De cabizbajos y orgullosos
A la pregunta de si debe Pepe perderse el resto de la temporada por la agresión barriobajera que protagonizó contra el Getafe en el Bernabéu nuestros internautas son claros: sí, un jugador que se transforma en energúmeno y monta semejante espectáculo merece pagar por ello.
En descargo del portugués hay que tener en cuenta el arrepentimiento y las disculpas que ha pedido el zaguero. El Comité de Competición lo contemplará , pero seguro que no se ablanda. La violencia en los campos es intolerable.

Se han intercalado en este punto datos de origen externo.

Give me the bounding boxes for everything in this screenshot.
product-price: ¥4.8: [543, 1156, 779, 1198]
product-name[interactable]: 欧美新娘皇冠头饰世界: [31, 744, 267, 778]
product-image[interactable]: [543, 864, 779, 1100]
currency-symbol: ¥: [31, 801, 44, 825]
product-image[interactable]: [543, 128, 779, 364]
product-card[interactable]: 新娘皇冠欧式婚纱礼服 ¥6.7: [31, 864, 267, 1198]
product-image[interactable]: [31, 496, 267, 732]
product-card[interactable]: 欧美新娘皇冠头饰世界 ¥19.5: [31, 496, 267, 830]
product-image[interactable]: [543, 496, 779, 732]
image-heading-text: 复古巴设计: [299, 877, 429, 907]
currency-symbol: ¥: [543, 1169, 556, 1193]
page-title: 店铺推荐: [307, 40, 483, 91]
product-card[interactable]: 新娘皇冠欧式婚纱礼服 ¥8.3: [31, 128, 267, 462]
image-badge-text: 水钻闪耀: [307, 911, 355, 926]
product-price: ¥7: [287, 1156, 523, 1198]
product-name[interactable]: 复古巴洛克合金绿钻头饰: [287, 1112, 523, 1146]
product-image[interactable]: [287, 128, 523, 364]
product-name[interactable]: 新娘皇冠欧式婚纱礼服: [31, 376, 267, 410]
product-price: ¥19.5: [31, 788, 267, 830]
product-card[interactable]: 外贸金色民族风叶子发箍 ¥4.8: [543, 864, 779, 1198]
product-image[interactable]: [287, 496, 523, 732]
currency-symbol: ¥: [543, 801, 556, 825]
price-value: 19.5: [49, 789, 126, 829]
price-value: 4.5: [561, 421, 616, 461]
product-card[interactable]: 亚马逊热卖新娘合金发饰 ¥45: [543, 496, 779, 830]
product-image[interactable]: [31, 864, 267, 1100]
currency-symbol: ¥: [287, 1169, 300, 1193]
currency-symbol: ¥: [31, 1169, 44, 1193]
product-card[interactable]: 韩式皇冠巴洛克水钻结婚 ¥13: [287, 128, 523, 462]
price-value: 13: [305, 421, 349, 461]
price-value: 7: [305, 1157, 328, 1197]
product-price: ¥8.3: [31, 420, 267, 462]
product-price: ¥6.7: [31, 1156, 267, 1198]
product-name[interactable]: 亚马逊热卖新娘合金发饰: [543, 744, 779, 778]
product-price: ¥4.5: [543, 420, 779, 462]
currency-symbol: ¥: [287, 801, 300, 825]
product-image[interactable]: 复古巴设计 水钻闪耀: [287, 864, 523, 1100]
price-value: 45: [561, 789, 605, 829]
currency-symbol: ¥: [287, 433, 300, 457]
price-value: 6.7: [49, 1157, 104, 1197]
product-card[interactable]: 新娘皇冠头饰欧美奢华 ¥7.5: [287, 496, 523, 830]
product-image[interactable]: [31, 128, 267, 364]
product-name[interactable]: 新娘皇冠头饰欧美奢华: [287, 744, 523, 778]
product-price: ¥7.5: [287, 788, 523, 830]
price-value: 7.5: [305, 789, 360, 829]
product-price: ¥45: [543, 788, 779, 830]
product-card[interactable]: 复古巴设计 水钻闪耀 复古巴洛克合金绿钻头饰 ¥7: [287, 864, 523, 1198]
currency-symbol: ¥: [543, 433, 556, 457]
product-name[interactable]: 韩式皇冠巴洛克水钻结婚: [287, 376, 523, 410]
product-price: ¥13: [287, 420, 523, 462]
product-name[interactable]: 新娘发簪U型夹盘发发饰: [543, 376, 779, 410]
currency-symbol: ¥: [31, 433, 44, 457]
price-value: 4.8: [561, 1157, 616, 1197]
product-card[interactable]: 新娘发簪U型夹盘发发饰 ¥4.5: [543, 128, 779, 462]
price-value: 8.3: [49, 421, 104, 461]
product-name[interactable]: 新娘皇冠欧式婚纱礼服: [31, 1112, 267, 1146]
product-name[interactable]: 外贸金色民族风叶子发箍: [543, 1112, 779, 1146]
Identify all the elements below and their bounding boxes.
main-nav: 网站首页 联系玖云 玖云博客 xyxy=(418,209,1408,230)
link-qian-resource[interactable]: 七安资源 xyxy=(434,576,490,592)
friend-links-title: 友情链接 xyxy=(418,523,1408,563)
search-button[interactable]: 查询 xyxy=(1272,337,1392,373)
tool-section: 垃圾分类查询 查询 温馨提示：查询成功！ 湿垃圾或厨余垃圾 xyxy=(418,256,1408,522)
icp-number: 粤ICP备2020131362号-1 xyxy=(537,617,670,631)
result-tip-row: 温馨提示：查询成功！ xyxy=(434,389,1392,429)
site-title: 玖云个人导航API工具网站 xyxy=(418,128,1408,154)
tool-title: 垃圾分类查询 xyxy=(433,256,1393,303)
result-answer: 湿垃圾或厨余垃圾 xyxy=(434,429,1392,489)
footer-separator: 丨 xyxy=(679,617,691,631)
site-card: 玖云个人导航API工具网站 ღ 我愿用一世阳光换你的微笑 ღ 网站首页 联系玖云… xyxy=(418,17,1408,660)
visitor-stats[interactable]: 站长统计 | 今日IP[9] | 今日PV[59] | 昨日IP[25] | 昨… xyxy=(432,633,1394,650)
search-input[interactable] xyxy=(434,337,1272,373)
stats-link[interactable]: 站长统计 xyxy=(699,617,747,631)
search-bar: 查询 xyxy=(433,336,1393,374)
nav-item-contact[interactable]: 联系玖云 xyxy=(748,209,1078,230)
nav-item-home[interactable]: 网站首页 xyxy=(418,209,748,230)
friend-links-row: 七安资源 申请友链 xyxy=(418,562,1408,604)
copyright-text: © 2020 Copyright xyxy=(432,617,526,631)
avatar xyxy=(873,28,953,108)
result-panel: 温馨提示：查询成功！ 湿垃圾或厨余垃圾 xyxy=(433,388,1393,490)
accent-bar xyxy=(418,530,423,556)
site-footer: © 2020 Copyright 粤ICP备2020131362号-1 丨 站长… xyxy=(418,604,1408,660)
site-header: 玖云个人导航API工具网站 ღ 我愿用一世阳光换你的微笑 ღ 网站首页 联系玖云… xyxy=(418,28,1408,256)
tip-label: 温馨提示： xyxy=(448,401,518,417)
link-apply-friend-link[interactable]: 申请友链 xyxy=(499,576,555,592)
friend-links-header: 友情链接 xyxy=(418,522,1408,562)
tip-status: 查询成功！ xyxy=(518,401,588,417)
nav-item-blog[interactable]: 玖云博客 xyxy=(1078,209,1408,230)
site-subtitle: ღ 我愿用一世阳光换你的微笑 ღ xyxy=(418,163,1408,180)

Otro cantar es la mofa de Marcelo, que aunque reprobable, no debería ir más allá. Las burlas que tuvo con el Cata Díaz y las posteriores disculpas suenan más a cortina de humo para tapar la sanción de Pepe que a otra cosa.
Lo que no acabo de entender es la actitud de Casquero. Al toledano no le faltan arrestos. Tras su penalti a lo Panenka, que le negó la victoria al Getafe y complica la continuidad en Primera de su equipo, el toledano no mostró arrepentimiento alguno. ¡Eso sí es carácter!. Si estuviera en el pellejo de Víctor Muñoz no sería tan condescendiente con él…
Los únicos que verdaderamente tienen motivos para andar ufanos en la recta final de temporada son los de Guardiola. Sus números, que superan a los del “Dream Team” los avalan: 17 partidos sin perder y 26 victorias.
Con el potencial ofensivo que despliegan los azulgranas, que no hayan encajado ningún gol en los últimos siete partidos es un milagro.
Sin embargo, lo que echamos en falta los aficionados es más fe, más descaro y más casta por parte de los equipos que se enfrentan al Barcelona. Los rivales que saltan al Camp Nou dan el partido por perdido antes de comenzarlo.
Parte del mérito de esta actitud derrotista se lo lleva el Barcelona, pero no se debe olvidar que el fútbol es un juego que prima a los atrevidos y que, sin rivalidad, no hay espectáculo.